David W. Berson, vice president and chief economist from Fannie Mae, provided the housing and mortgage market outlook. He stated that 2005 would be the fifth year in a row that home sales set a record; however, he said he expected them to slip in 2006. Berson said that both housing and consumer spending are expected to slow. One reason for the decrease in home prices is that per capita disposable income and the home price index have been spreading apart. This is seen as a positive development because it indicates that home prices should eventually come down to meet per capita disposable income. Additionally, oil prices are still a concern, but core inflation has stabilized. According to Berson, economic growth in 2006 is predicted to be no weaker than in 2005.

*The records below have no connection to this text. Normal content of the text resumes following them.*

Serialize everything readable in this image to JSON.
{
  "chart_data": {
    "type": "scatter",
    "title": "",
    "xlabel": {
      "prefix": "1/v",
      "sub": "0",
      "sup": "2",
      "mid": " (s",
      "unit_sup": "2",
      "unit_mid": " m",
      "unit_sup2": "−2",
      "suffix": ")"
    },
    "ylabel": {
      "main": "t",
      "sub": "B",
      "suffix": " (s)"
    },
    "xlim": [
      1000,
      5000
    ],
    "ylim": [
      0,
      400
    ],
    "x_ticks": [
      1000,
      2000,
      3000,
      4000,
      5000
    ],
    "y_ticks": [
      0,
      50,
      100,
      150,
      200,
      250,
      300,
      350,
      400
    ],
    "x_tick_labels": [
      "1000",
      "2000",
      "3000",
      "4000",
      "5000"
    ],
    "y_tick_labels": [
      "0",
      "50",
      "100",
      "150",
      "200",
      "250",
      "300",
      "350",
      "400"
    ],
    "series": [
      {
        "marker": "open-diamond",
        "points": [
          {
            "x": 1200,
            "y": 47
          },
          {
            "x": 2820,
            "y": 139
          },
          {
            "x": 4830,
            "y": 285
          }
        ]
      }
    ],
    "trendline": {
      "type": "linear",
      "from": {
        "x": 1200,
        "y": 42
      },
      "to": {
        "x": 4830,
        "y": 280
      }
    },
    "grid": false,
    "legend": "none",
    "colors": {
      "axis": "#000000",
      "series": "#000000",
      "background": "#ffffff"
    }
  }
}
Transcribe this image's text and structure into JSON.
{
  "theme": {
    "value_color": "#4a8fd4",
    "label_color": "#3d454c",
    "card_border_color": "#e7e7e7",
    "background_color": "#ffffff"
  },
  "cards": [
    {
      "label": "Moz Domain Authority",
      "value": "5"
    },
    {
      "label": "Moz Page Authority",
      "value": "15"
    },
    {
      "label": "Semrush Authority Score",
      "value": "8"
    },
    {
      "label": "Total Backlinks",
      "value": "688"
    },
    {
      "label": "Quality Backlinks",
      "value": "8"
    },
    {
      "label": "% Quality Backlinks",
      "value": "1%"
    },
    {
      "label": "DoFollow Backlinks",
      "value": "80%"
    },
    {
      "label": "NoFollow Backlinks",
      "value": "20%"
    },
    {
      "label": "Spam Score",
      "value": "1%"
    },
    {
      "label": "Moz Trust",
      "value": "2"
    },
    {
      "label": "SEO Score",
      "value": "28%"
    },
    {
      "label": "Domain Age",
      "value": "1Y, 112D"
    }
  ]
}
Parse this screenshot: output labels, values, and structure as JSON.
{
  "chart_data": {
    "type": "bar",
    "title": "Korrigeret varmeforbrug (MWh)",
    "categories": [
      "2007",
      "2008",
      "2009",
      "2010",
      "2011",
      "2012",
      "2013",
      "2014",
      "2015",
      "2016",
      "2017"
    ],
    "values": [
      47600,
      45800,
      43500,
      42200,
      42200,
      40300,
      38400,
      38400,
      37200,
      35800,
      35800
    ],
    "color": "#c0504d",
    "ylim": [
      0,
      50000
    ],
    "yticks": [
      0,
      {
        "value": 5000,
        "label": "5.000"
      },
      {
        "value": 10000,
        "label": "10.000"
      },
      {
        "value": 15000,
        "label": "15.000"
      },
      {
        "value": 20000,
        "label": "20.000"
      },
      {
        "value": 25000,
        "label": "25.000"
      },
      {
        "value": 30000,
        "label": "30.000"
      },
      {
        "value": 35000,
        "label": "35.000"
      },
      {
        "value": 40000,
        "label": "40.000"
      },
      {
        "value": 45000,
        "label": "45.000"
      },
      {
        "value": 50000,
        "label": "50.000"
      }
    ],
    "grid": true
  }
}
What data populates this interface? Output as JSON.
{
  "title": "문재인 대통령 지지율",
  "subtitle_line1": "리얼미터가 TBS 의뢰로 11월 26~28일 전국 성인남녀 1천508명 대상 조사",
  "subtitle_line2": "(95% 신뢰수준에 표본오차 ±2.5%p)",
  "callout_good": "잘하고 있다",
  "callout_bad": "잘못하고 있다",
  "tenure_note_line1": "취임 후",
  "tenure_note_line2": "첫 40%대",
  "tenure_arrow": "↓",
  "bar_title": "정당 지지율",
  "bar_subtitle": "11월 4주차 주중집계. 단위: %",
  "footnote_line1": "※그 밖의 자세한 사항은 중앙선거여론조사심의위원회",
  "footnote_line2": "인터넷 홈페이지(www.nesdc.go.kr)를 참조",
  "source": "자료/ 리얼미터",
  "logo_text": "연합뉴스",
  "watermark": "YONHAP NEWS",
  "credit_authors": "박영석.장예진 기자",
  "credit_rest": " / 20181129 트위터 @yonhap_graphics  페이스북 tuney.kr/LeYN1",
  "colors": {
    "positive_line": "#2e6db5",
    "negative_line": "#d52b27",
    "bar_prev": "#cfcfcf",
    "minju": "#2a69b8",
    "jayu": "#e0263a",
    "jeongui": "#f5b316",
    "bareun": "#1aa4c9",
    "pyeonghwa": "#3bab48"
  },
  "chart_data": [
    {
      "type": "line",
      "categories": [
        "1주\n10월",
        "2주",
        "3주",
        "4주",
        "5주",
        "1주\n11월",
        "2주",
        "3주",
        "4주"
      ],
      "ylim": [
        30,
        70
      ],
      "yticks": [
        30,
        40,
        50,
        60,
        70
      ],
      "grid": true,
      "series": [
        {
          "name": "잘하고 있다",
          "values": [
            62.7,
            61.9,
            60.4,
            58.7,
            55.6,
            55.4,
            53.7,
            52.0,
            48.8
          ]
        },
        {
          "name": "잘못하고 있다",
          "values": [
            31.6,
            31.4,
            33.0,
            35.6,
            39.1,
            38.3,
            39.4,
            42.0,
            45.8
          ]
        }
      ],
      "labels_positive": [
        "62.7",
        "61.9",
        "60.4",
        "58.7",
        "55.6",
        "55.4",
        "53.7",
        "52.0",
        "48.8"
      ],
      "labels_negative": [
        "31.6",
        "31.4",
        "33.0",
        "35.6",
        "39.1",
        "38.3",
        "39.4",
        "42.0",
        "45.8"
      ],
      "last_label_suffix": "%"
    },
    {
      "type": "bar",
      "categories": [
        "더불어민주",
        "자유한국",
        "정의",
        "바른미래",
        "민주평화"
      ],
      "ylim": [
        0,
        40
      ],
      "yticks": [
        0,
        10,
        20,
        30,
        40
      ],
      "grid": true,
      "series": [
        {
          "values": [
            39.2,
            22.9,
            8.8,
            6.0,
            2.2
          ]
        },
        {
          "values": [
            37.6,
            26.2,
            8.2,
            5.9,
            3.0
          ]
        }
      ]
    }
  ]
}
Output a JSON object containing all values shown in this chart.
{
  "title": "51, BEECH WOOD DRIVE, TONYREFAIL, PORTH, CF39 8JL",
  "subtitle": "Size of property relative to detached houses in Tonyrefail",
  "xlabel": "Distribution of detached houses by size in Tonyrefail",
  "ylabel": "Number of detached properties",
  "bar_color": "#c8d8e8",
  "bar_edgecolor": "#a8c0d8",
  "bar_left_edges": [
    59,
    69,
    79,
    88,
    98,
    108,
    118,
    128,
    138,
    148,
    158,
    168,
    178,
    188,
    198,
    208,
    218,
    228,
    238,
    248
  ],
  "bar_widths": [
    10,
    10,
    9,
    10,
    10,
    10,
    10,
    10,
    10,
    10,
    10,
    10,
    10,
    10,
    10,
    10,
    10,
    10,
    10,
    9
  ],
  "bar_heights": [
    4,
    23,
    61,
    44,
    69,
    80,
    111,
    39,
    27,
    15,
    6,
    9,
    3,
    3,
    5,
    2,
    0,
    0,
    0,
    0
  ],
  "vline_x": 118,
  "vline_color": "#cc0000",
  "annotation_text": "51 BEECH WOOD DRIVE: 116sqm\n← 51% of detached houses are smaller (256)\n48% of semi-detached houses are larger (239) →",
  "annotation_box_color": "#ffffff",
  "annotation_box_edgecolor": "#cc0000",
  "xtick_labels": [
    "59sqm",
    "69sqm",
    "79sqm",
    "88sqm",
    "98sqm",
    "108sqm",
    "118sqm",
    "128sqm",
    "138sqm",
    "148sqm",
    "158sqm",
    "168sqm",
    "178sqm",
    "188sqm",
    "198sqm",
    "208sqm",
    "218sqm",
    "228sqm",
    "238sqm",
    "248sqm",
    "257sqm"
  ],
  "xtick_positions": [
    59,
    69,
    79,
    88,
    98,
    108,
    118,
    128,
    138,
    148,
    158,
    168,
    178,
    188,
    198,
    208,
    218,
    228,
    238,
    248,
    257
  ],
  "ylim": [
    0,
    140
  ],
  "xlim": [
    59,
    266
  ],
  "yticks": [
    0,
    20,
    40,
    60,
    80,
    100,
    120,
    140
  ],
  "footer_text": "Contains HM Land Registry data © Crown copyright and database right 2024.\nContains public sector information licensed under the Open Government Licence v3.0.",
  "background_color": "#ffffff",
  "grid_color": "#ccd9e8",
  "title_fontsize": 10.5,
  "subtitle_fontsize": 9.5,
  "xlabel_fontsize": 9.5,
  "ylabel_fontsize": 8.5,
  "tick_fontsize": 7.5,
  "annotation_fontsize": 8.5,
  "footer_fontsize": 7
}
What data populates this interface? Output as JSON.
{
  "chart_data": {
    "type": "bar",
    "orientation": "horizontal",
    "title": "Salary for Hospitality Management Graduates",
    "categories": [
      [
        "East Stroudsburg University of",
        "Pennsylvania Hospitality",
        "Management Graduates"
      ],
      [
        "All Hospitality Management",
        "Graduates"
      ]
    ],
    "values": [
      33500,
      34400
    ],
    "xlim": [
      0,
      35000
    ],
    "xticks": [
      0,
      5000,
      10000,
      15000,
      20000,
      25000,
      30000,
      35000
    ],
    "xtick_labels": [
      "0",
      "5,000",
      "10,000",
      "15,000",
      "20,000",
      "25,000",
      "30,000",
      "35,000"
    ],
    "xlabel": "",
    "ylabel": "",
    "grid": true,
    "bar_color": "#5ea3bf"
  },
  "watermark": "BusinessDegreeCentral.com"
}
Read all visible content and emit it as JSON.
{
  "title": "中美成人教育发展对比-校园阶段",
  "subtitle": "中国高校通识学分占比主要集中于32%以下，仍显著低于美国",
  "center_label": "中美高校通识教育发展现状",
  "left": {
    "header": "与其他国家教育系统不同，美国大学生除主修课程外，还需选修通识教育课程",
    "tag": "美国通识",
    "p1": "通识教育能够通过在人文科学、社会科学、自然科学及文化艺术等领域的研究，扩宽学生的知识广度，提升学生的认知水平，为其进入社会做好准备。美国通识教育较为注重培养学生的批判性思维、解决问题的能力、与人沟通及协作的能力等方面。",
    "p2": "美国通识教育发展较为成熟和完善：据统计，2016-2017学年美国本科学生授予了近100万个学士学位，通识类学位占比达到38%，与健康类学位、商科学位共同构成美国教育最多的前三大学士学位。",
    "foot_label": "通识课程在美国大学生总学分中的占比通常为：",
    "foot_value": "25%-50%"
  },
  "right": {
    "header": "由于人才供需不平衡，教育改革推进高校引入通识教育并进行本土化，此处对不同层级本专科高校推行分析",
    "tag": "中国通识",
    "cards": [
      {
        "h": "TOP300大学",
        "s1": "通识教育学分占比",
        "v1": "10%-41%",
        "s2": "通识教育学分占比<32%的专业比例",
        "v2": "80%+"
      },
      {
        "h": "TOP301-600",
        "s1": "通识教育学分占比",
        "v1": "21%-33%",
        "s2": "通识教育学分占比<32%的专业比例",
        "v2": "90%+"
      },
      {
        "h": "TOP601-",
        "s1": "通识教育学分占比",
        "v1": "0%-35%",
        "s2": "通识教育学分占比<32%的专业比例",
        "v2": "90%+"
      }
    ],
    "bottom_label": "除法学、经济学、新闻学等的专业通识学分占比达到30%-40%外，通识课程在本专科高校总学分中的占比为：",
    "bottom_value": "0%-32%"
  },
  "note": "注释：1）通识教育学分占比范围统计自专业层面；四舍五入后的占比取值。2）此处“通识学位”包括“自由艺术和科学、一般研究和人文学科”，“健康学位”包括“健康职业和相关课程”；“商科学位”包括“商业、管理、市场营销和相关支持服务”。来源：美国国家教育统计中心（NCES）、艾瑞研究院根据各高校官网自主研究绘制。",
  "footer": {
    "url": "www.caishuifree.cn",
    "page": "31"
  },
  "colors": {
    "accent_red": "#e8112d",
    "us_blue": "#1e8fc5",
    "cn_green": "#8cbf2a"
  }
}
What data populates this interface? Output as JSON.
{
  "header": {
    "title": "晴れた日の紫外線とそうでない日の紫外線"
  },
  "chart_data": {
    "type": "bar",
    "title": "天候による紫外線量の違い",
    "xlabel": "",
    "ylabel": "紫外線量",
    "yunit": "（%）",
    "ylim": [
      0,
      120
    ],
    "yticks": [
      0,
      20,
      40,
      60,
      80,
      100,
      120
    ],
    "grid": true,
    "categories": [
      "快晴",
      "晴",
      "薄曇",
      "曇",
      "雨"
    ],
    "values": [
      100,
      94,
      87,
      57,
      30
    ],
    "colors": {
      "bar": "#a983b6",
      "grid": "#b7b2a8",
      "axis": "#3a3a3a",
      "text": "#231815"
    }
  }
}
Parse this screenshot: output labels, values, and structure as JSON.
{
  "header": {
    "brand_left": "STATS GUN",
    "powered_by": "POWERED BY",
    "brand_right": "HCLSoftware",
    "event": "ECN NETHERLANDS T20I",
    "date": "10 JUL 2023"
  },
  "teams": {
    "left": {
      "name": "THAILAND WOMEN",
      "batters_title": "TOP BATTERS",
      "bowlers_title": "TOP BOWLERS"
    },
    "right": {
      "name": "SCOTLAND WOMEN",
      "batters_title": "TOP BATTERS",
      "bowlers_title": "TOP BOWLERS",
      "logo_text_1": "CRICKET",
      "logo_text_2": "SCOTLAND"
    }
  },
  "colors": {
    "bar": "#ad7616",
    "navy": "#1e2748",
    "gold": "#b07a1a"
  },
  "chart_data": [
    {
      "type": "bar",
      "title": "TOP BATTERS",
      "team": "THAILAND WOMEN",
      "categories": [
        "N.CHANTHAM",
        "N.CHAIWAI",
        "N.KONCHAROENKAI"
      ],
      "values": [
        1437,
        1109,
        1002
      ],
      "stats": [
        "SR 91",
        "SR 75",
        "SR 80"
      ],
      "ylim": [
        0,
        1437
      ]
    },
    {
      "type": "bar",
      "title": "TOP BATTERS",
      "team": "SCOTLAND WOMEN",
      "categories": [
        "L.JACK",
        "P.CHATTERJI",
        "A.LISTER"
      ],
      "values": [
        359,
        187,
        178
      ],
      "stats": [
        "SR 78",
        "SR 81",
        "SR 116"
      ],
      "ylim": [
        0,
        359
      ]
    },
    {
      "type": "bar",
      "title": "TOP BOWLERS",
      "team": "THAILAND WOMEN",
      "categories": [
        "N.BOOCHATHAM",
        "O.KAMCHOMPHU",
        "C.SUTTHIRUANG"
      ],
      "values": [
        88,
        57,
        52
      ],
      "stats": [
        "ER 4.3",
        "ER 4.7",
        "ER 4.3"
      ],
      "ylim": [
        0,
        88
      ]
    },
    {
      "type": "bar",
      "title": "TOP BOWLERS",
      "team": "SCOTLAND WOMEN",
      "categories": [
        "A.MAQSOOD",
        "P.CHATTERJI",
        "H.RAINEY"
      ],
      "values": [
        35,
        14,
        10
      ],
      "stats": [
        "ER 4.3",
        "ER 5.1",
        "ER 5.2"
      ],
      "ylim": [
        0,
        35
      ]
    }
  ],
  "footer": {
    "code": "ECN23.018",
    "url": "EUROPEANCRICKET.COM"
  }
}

Frank Manfredi, president of Manfredi & Association Inc., delivered the outlook on the agricultural and construction equipment industry for 2006. He stated that the equipment market looks mixed for the coming year: He expects farm and tractor equipment sales to decline between 5% and 10%, but construction equipment sales to increase between 4% and 10%. The primary influences on this mixed outlook on agricultural equipment for 2006 are higher interest rates, higher farm input costs, and slightly lower cash receipts.

In addition, Manfredi stated that the ability to rent machinery has changed the market, with revenues from rentals standing at $26.4 billion. The chief advantage in renting machinery for farmers and builders is that they do not have to worry about their fleets becoming obsolete and less productive.

Conclusion

The year 2005 proved to be a healthy one for the economy with strong gains in GDP, employment, and housing. However, oil prices are still high, making gas prices higher. The outlook for 2006 is for growth to moderate in most sectors, with the housing industry showing the largest change. Vehicle sales are expected to remain relatively constant. The unemployment rate is forecasted to remain unchanged, and with moderating energy prices, inflation is expected to ease.


Opinions expressed in this article are those of the author(s) and do not necessarily reflect the views of the Federal Reserve Bank of Chicago or the Federal Reserve System.